Efficient Correlation Volume Sampling for Ultra-High-Resolution Optical Flow Estimation
Karlis Martins Briedis, Markus Gross, Christopher Schroers
TL;DR
This work targets the memory and compute bottleneck of dense all-pairs correlation volumes in ultra-high-resolution optical flow. It introduces a sparse, block-sparse, patch-major correlation volume sampler that updates incrementally across RAFT iterations, achieving sub-quadratic memory complexity $O(P^{1.5})$ with $P=H\times W$ and maintaining exact RAFT semantics. In isolated-sampling and end-to-end evaluations, it matches or surpasses the default RAFT sampling while reducing memory by up to 95% and beating on-demand sampling by up to 90%, yielding significant end-to-end speedups, especially at high resolutions.

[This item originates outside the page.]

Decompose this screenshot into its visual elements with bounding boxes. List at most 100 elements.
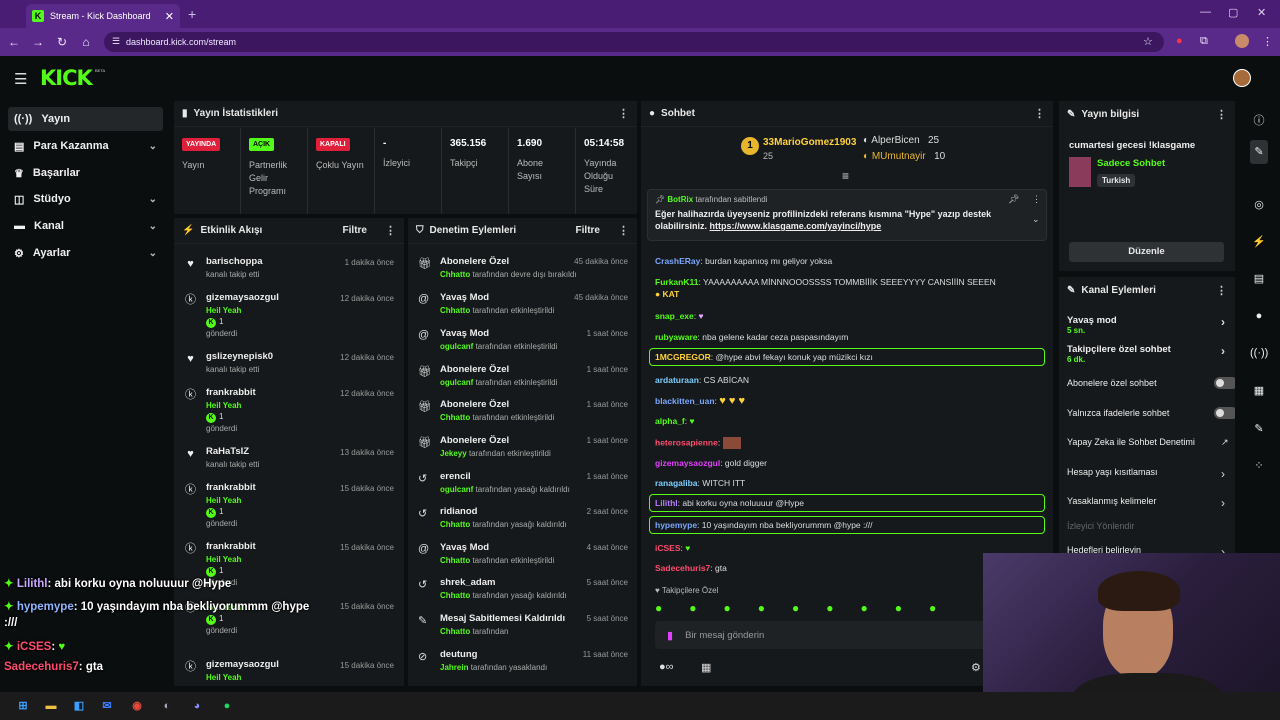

When applied to SEA-RAFT and tested on 8K data with a cascaded inference extension, it achieves state-of-the-art accuracy and efficiency, enabling practical high-fidelity optical flow for ultra-high-resolution video tasks.
Abstract
Recent optical flow estimation methods often employ local cost sampling from a dense all-pairs correlation volume. This results in quadratic computational and memory complexity in the number of pixels. Although an alternative memory-efficient implementation with on-demand cost computation exists, this is slower in practice and therefore prior methods typically process images at reduced resolutions, missing fine-grained details. To address this, we propose a more efficient implementation of the all-pairs correlation volume sampling, still matching the exact mathematical operator as defined by RAFT. Our approach outperforms on-demand sampling by up to 90% while maintaining low memory usage, and performs on par with the default implementation with up to 95% lower memory usage. As cost sampling makes up a significant portion of the overall runtime, this can translate to up to 50% savings for the total end-to-end model inference in memory-constrained environments. Our evaluation of existing methods includes an 8K ultra-high-resolution dataset and an additional inference-time modification of the recent SEA-RAFT method. With this, we achieve state-of-the-art results at high resolutions both in accuracy and efficiency.